Jinja: On Thursday, October 5th, Uganda joined the rest of the world in celebrating World Teacher’s Day, an annual event. The national celebration took place at Kololo Ceremonial Grounds, with this year’s theme being “The Teacher We Need for the Education We Want: The Global Imperative to Reverse Teacher Shortage.”
This day serves to acknowledge the invaluable contributions of teachers to the educational development of children. It also aims to strengthen the emotional bond between students and teachers, recognize their rights and responsibilities, and establish standards for initial training, ongoing education, recruitment, and employment.
In Jinja city, teachers gathered to celebrate their day at Kivubuka Primary School in Budondo, Northern Division. Under the banner of the “Uganda National Teachers Union (UNATU),” teachers raised concerns about what they perceive as disarray and division created by President Yoweri Museveni, who has prioritized science teachers and increased their salaries.
Ms. Rodah Kakulu, the UNATU chairperson in Jinja city, stressed the importance of equality in the education sector, asserting that all teachers play the same role. She advocated for equal pay between arts and science teachers.
“How can you give a science teacher over four million shillings and only shs.700,000 to an art teacher? Is that really justice?” questioned Ms. Kakulu.
Mr. Haruna Mulopa, the Jinja City inspector of schools, expressed concern about the growing number of teachers who have turned to other economic activities, such as motorcycle taxi (bodaboda) riding. He criticized teachers who spend more time running their commercial enterprises than focusing on their professional responsibilities.
“Some teachers are present at schools, but they just sit in classes instead of teaching,” Mr. Mulopa said. He expressed optimism that this behavior could potentially affect the educational standards of Busoga region, known for its academic excellence in the country.

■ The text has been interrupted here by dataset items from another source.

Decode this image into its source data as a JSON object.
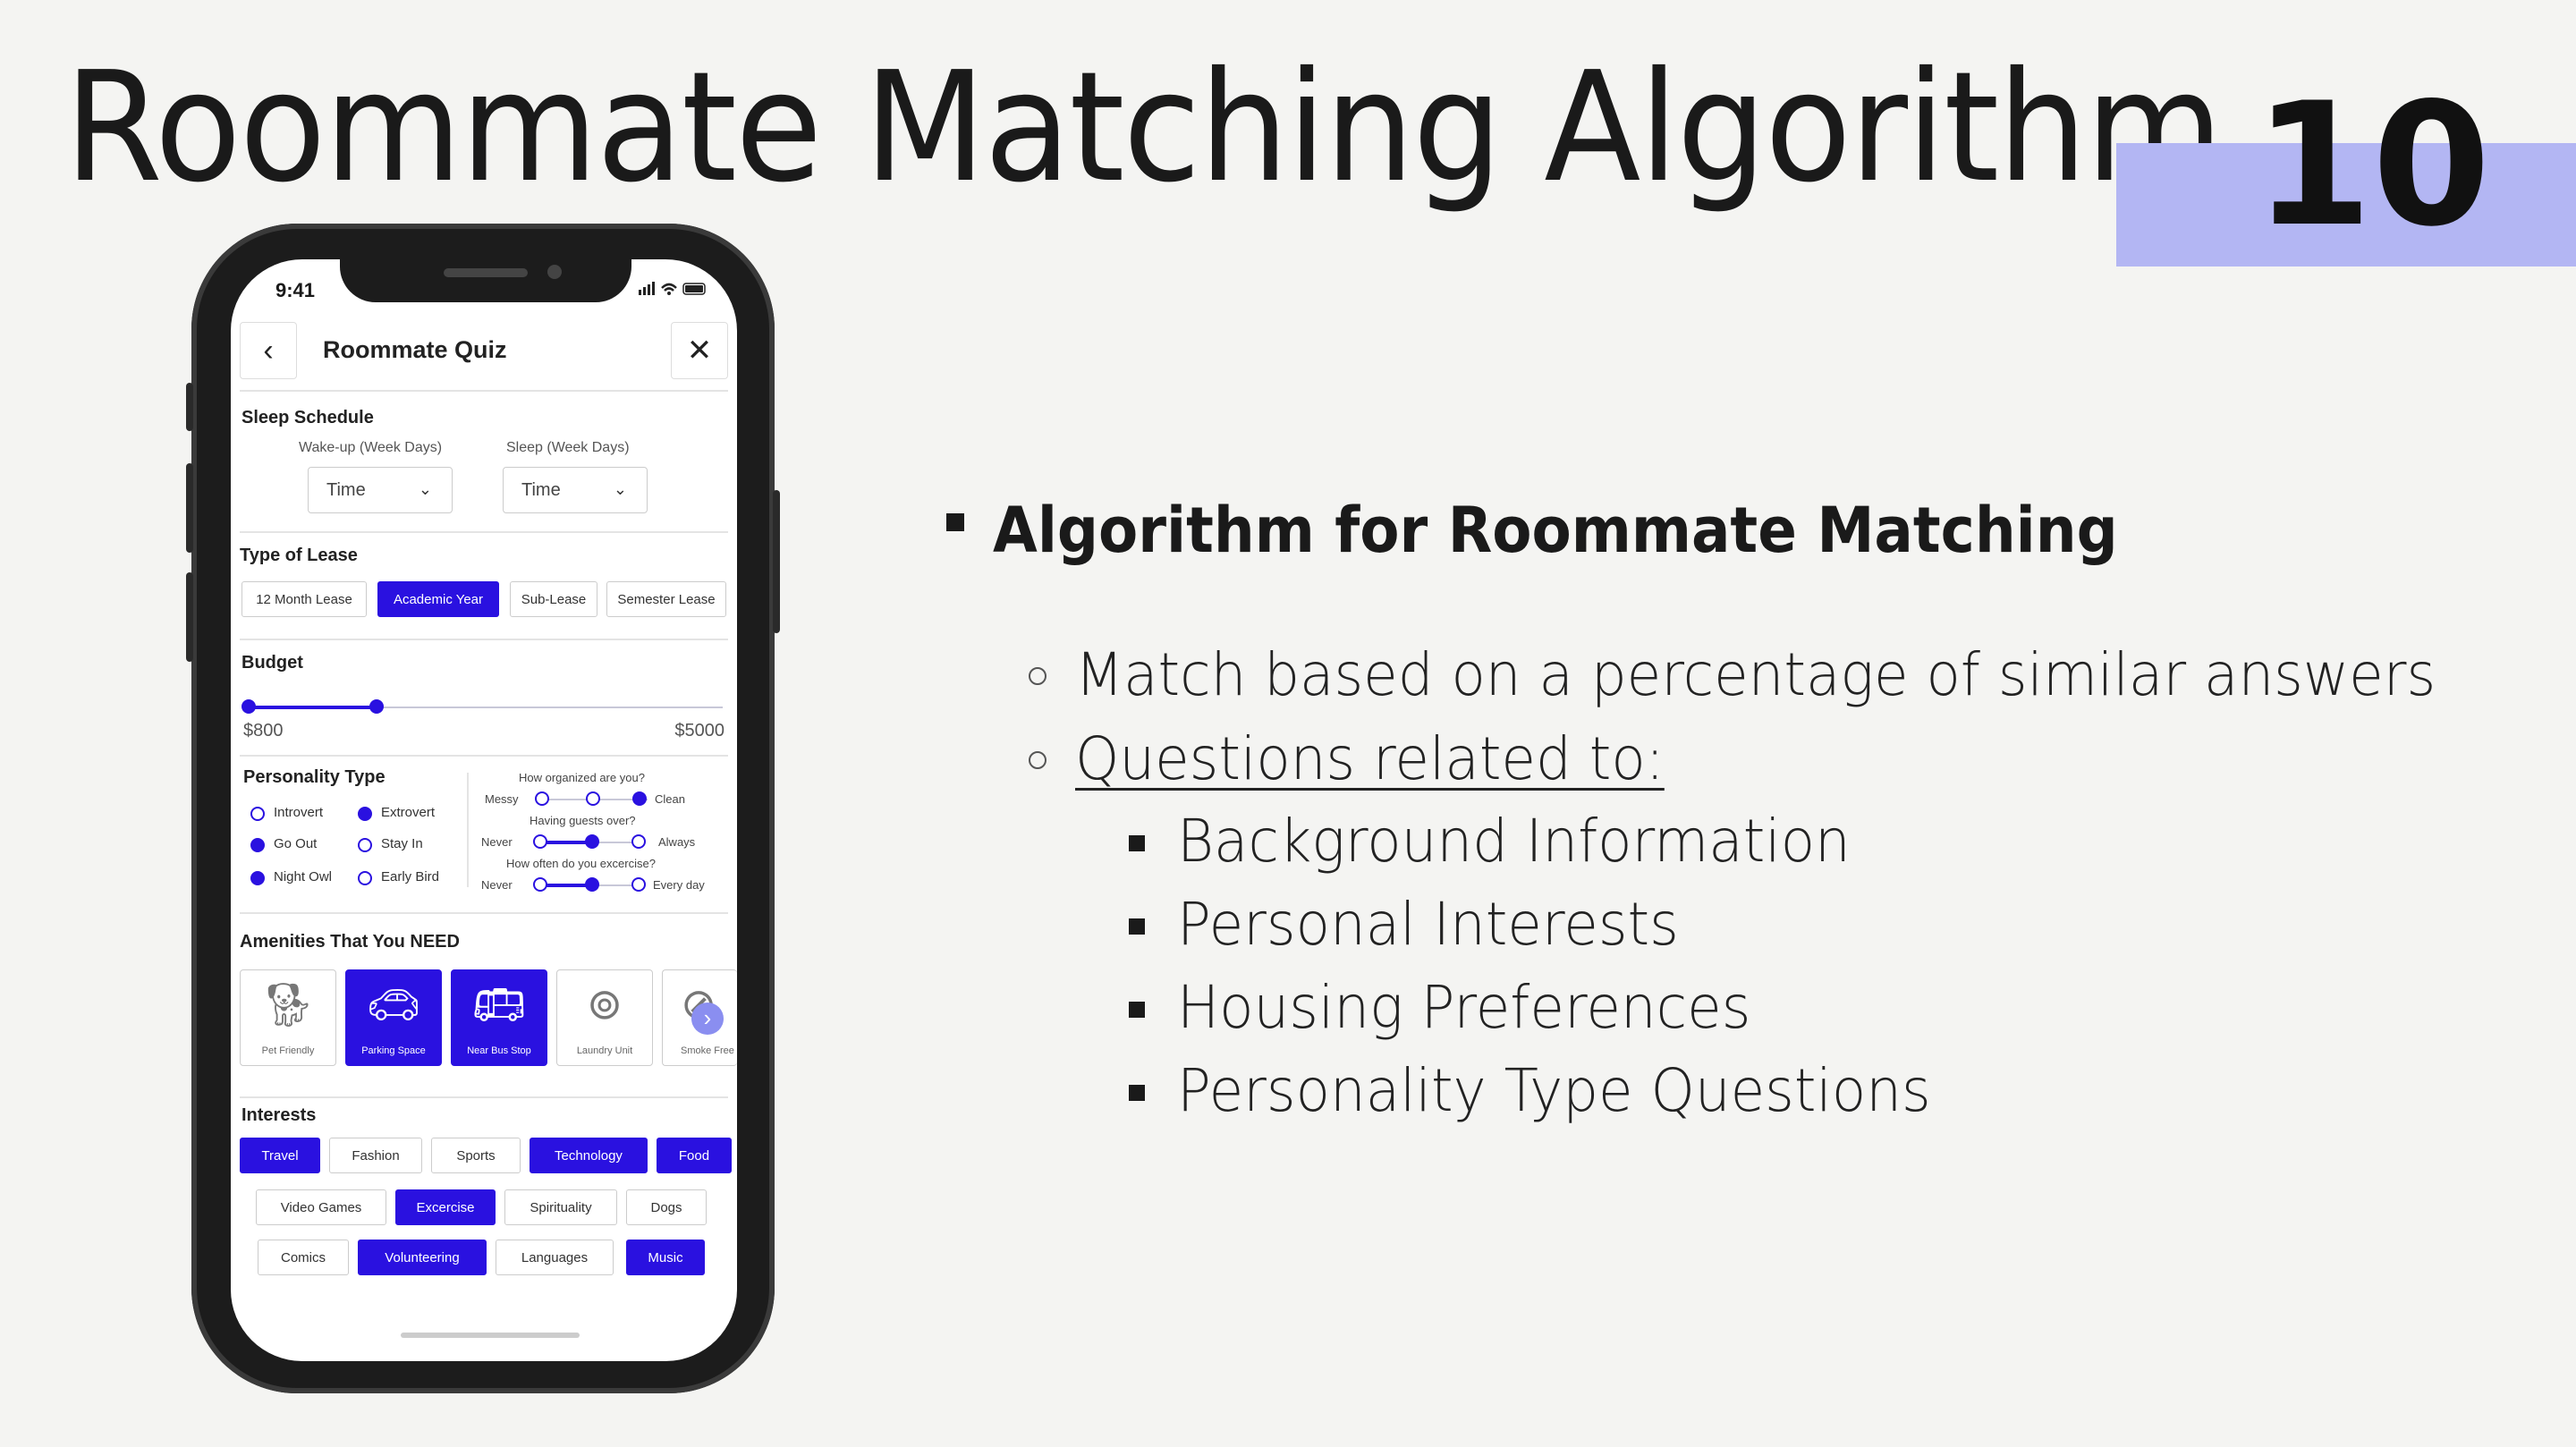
{
  "slide": {
    "title": "Roommate Matching Algorithm",
    "page_number": "10",
    "accent_color": "#b3b6f3"
  },
  "phone": {
    "status_time": "9:41",
    "header": {
      "title": "Roommate Quiz",
      "back_icon": "chevron-left-icon",
      "close_icon": "close-icon"
    },
    "sleep": {
      "section": "Sleep Schedule",
      "wake_label": "Wake-up (Week Days)",
      "sleep_label": "Sleep (Week Days)",
      "wake_value": "Time",
      "sleep_value": "Time"
    },
    "lease": {
      "section": "Type of Lease",
      "options": [
        "12 Month Lease",
        "Academic Year",
        "Sub-Lease",
        "Semester Lease"
      ],
      "selected": "Academic Year"
    },
    "budget": {
      "section": "Budget",
      "min_label": "$800",
      "max_label": "$5000",
      "selected_fraction": 0.27
    },
    "personality": {
      "section": "Personality Type",
      "radios": [
        {
          "label": "Introvert",
          "on": false
        },
        {
          "label": "Extrovert",
          "on": true
        },
        {
          "label": "Go Out",
          "on": true
        },
        {
          "label": "Stay In",
          "on": false
        },
        {
          "label": "Night Owl",
          "on": true
        },
        {
          "label": "Early Bird",
          "on": false
        }
      ],
      "q1": "How organized are you?",
      "q1_left": "Messy",
      "q1_right": "Clean",
      "q2": "Having guests over?",
      "q2_left": "Never",
      "q2_right": "Always",
      "q3": "How often do you excercise?",
      "q3_left": "Never",
      "q3_right": "Every day"
    },
    "amenities": {
      "section": "Amenities That You NEED",
      "items": [
        {
          "label": "Pet Friendly",
          "icon": "pet-icon",
          "on": false
        },
        {
          "label": "Parking Space",
          "icon": "car-icon",
          "on": true
        },
        {
          "label": "Near Bus Stop",
          "icon": "bus-icon",
          "on": true
        },
        {
          "label": "Laundry Unit",
          "icon": "laundry-icon",
          "on": false
        },
        {
          "label": "Smoke Free",
          "icon": "no-smoking-icon",
          "on": false
        }
      ]
    },
    "interests": {
      "section": "Interests",
      "row1": [
        {
          "label": "Travel",
          "on": true
        },
        {
          "label": "Fashion",
          "on": false
        },
        {
          "label": "Sports",
          "on": false
        },
        {
          "label": "Technology",
          "on": true
        },
        {
          "label": "Food",
          "on": true
        }
      ],
      "row2": [
        {
          "label": "Video Games",
          "on": false
        },
        {
          "label": "Excercise",
          "on": true
        },
        {
          "label": "Spirituality",
          "on": false
        },
        {
          "label": "Dogs",
          "on": false
        }
      ],
      "row3": [
        {
          "label": "Comics",
          "on": false
        },
        {
          "label": "Volunteering",
          "on": true
        },
        {
          "label": "Languages",
          "on": false
        },
        {
          "label": "Music",
          "on": true
        }
      ]
    },
    "accent_color": "#2a11e0"
  },
  "content": {
    "heading": "Algorithm for Roommate Matching",
    "points": [
      "Match based on a percentage of similar answers",
      "Questions related to: "
    ],
    "subpoints": [
      "Background Information",
      "Personal Interests",
      "Housing Preferences",
      "Personality Type Questions"
    ]
  }
}
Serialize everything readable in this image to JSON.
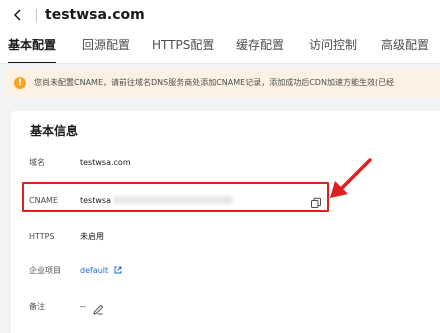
{
  "header": {
    "title": "testwsa.com"
  },
  "tabs": [
    {
      "label": "基本配置",
      "active": true
    },
    {
      "label": "回源配置",
      "active": false
    },
    {
      "label": "HTTPS配置",
      "active": false
    },
    {
      "label": "缓存配置",
      "active": false
    },
    {
      "label": "访问控制",
      "active": false
    },
    {
      "label": "高级配置",
      "active": false
    }
  ],
  "alert": {
    "icon": "warning-icon",
    "text": "您尚未配置CNAME，请前往域名DNS服务商处添加CNAME记录，添加成功后CDN加速方能生效(已经"
  },
  "basic_info": {
    "title": "基本信息",
    "rows": {
      "domain": {
        "label": "域名",
        "value": "testwsa.com"
      },
      "cname": {
        "label": "CNAME",
        "value": "testwsa"
      },
      "https": {
        "label": "HTTPS",
        "value": "未启用"
      },
      "project": {
        "label": "企业项目",
        "value": "default"
      },
      "remark": {
        "label": "备注",
        "value": "--"
      }
    }
  },
  "colors": {
    "accent": "#1a6fd8",
    "highlight": "#e02020",
    "alert_bg": "#fdf1e3",
    "alert_icon": "#f5a623"
  }
}
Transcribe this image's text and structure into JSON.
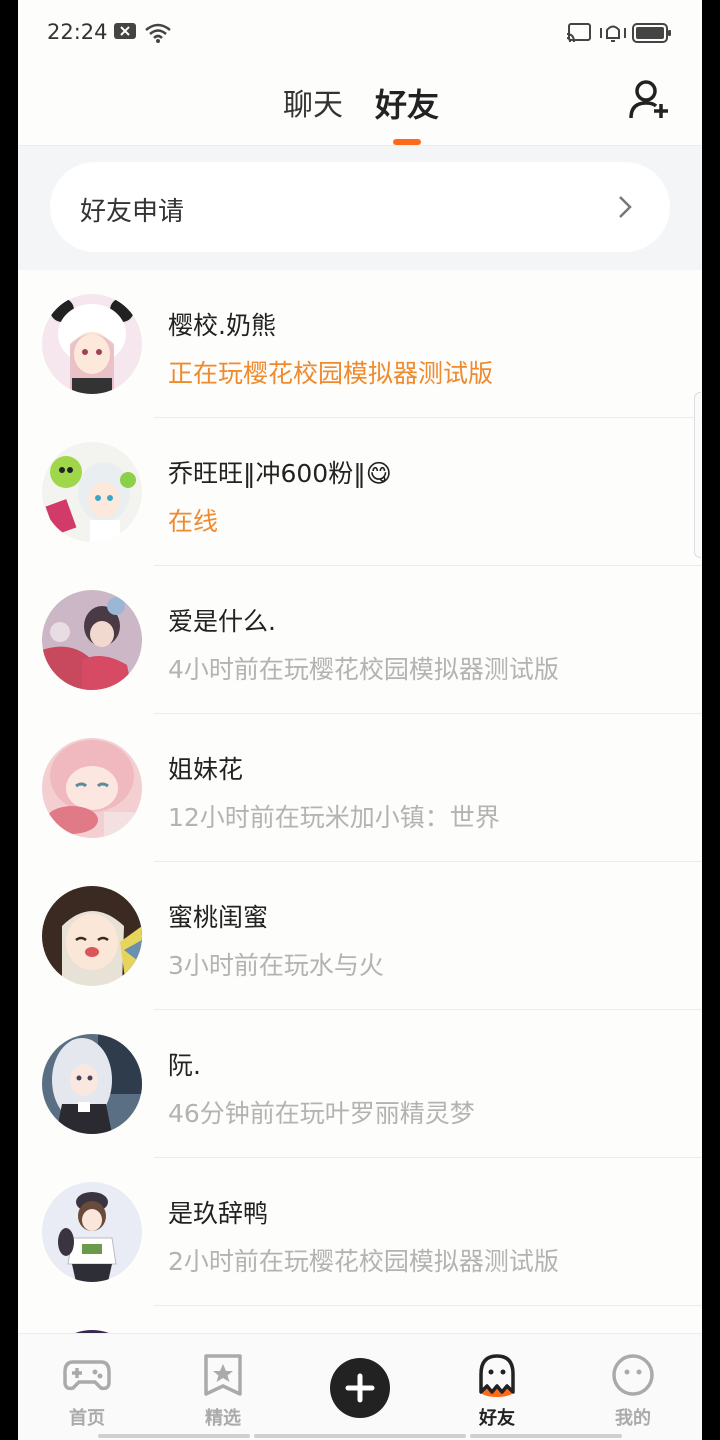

In response, Kakulu rejected Mulopa’s allegations, stating that teachers establish their own enterprises as a means of improving their welfare and economic status. She attributed this trend to the government’s failure to transform the lives of teachers and called for salary increases regardless of the subjects taught.
She emphasized that teachers often struggle to provide food for themselves and their families, highlighting that higher salaries would help ordinary teachers meet basic needs amid the economic crisis and high cost of living.